I had some Posterior Samples to share before going on leave but didn’t get around to posting them. Here’s what’s been on my mind this month:
Maths and science units are popular with (Kentucky) students until they realise that they’re hard. While not directly relevant to the Australian university education model it’s probably an important thing for the Science and Engineering Faculty to keep in mind.
Something for me to keep in mind when delivering SEB113 slides this semester is what your maths slides don’t need. Probably also good pointers for any PhD students graduating soon.
An interesting article in the New York Times about air pollution from cooking.

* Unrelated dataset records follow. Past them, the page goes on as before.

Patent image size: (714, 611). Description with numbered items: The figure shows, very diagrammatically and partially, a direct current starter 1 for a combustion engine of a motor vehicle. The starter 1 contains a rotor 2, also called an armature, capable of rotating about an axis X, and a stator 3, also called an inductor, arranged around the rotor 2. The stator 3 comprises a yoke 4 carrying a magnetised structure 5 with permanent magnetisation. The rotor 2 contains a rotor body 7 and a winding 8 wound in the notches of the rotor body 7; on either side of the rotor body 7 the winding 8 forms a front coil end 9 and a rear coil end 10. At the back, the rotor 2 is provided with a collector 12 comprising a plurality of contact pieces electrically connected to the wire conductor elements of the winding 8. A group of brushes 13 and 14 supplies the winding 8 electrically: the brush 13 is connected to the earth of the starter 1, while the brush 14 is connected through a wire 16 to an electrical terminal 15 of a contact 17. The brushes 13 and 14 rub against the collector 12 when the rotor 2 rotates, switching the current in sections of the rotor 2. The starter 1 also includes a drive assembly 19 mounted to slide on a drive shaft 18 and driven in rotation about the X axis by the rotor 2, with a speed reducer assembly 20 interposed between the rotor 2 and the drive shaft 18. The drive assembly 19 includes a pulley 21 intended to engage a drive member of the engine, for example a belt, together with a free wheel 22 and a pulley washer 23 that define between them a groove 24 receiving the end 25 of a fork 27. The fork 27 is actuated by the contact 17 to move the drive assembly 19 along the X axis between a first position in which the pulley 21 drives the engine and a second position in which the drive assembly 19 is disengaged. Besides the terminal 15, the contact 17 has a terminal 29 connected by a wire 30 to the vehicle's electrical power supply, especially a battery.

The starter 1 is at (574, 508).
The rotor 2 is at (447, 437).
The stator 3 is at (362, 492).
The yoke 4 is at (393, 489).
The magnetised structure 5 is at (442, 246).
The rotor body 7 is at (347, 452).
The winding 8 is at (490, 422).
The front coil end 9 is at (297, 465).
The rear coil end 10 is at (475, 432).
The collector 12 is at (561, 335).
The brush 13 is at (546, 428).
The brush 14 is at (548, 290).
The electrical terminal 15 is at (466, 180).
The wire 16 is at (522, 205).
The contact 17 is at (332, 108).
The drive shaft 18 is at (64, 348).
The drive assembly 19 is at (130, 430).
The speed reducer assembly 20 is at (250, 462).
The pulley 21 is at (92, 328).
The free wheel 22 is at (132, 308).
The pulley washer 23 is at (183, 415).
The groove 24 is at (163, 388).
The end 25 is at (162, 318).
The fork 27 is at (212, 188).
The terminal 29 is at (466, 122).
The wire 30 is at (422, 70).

This is something that ILAQH has a research interest in and our nanotracer paper contains a bit of analysis of inhaled surface area dose from particles that originate from cooking.
Another NYT article, this time with a delicious visualisation of the geographical trends in income disparity and social mobility.
Andrew Gelman writes at Slate about some of the problems with scientific publishing and the publication of spurious findings (which isn’t always willingly dishonest).
A special “Big Bayes Stories” issue of “Statistical Science” will be published soon, focussing on the real world application of Bayesian statistics where other methods were inapplicable. Christian Robert has written the preface; the issue is being edited by Robert, Kerrie Mengersen (one of my PhD supervisors) and Sharon McGrayne, author of “The Theory That Would Not Die“.
Also I went to Questacon and it was awesome.